All through that visit, prisoners kept saying, "Steady, boy!" Gary kept trying to talk to Bessie and Grace, but his lips moved like a man with stones in his mouth, Grace could only think of getting Bessie out of there, but she would not leave until they saw an Assistant Warden.
"How could you have done this to my son?" asked Bessie.
He looked unhappy but said Prolixin was the best drug they had found for violent and psychotic people.
Grace wanted to say, "Bullshit." Didn't.
The prison took him off Prolixin, and the symptoms went away, but he was a different man to Grace. There was something in him now she did not trust. His talk turned shabby. His view was nasty. It was as if they were on different islands.
9
Gaylen Gilmore came into Grace's life. Gaylen, whom Bessie had talked about for two years. Gaylen who, of all the boys, wanted most to be a writer. He wrote beautiful poetry, Bessie said. Also wrote checks. When he was 16, he began to drink. Then he would go down to the bank and write a check with her name on it. His downfall, said Bessie, was that he was handsome. In Bessie's mind, she had never seen a more handsome boy. She laughed even more with Gaylen than with Gary.
The worst thing Gaylen ever did was cash a check at Speed's for $100. When it bounced, she said to Speed, "I'll turn over my next check," and he said, "No, it's not your fault." Bessie said, "I have to."
When she told Gaylen about the conversation, he got in his car and was gone for five years.
Called from Chicago and said, "Mother, this is the first time I've been away from you at Thanksgiving and I wish I was there." Bess said, "If I send the money, will you come?" Said he would, but he didn't.
Years later, he came back with Janet, his wife, and a bleeding stomach. Bess didn't know that it was not an ulcer. He had been stabbed with an ice pick. Bess was going to take him to Gary for a visit-he hadn't seen Gary for years-but Gaylen said, "I'm hung over." Bessie said, "What did you do to get so drunk last night?" He said it was the anniversary of Harry Houdini's death, and he always celebrated that.
Then one night, close after midnight, Janet called Grace to say that Gaylen was very ill, and had no money for a cab. Could she drive them over to Milwaukie Hospital? Grace did, but Gaylen could not get admitted. He had neither a welfare card nor a doctor.
On the hospital's suggestion, they went on to Oregon City.
There, Gaylen was told the same thing again. It was now two in the morning. The next hospital said no. Grace said she would sign for his treatment, whatever it cost, but they said he needed a doctor to admit him. Grace thought: This boy is going to die in the back seat of my car.

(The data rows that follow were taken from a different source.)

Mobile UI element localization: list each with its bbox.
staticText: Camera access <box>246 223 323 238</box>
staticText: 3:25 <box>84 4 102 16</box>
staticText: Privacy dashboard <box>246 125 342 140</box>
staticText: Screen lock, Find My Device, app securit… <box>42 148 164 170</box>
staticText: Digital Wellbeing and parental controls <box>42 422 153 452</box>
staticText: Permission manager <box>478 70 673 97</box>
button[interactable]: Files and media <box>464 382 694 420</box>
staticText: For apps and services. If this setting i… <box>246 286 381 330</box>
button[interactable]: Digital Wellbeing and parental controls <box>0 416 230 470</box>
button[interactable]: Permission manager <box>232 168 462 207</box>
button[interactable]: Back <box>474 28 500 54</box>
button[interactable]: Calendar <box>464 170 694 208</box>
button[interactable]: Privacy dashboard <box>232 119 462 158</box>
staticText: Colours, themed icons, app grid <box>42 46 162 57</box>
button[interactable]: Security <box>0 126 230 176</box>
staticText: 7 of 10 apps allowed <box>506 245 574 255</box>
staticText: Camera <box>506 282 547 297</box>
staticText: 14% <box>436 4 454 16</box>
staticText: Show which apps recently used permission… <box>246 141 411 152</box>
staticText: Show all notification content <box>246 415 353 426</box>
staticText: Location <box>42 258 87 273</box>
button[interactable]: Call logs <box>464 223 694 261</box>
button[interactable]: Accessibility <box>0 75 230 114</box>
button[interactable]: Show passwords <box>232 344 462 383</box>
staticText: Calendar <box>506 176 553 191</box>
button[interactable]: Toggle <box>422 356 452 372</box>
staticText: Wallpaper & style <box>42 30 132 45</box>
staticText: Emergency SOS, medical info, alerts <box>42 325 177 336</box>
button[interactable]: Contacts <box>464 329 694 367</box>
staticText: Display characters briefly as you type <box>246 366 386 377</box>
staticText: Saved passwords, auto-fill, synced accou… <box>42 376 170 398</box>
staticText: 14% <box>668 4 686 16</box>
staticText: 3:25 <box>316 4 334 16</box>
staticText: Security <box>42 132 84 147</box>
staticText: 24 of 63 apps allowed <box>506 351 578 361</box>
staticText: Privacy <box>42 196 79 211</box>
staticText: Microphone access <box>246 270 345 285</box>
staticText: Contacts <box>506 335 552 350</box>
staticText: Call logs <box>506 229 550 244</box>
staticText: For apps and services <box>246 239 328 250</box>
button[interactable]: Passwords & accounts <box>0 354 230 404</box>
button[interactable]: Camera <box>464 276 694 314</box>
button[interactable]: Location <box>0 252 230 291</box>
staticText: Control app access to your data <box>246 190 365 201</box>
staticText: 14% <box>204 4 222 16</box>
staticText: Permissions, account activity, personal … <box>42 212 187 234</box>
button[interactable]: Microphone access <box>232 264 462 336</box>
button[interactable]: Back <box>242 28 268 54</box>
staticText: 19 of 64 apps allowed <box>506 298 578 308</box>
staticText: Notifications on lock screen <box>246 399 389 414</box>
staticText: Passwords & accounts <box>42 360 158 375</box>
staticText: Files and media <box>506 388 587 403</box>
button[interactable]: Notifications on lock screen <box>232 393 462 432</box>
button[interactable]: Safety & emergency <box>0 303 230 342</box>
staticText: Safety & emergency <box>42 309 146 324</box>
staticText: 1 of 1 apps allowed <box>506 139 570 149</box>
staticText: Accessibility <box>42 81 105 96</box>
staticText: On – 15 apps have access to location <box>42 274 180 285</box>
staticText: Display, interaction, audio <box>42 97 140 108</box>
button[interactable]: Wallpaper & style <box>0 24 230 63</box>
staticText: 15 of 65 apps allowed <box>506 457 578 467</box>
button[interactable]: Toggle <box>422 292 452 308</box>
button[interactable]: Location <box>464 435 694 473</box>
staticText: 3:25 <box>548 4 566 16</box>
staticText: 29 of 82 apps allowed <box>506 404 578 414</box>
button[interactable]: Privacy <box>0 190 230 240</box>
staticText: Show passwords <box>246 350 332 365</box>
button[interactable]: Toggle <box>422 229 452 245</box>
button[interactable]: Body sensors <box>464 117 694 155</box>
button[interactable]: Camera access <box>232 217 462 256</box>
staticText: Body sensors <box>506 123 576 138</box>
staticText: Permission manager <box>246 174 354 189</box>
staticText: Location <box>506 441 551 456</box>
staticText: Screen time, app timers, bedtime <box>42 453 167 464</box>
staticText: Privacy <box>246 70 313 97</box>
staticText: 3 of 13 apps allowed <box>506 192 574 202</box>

At the Medical School, they were told to wait, and my God, they sat there until a quarter after five. Gaylen, in considerable pain, finally stood up and told the women he would wait no longer. Grace said goodbye at the motel. Grace said, Call me if I can help you, and went home thinking they could lay her out next to a basket case and little to choose.
A day later, Grace got a letter from Gary. There was $50 enclosed as partial payment for $100 she had advanced for a new set of teeth, but the rest of the letter was terrifying. His hatred for the prison seemed uncontrollable. He spoke of violence with a gusto she could not comprehend. It was altogether outside every conversation or understanding they had ever had of each other.
At this point, Grace said to herself, "I only have so much energy. I have children and grandchildren. I can't carry this. I am a devout coward."
She called Bessie and said, With all the love in the world, and I will not stop the way I feel for you, I just have to pull out.
Bessie understood. There was no bad-mouthing.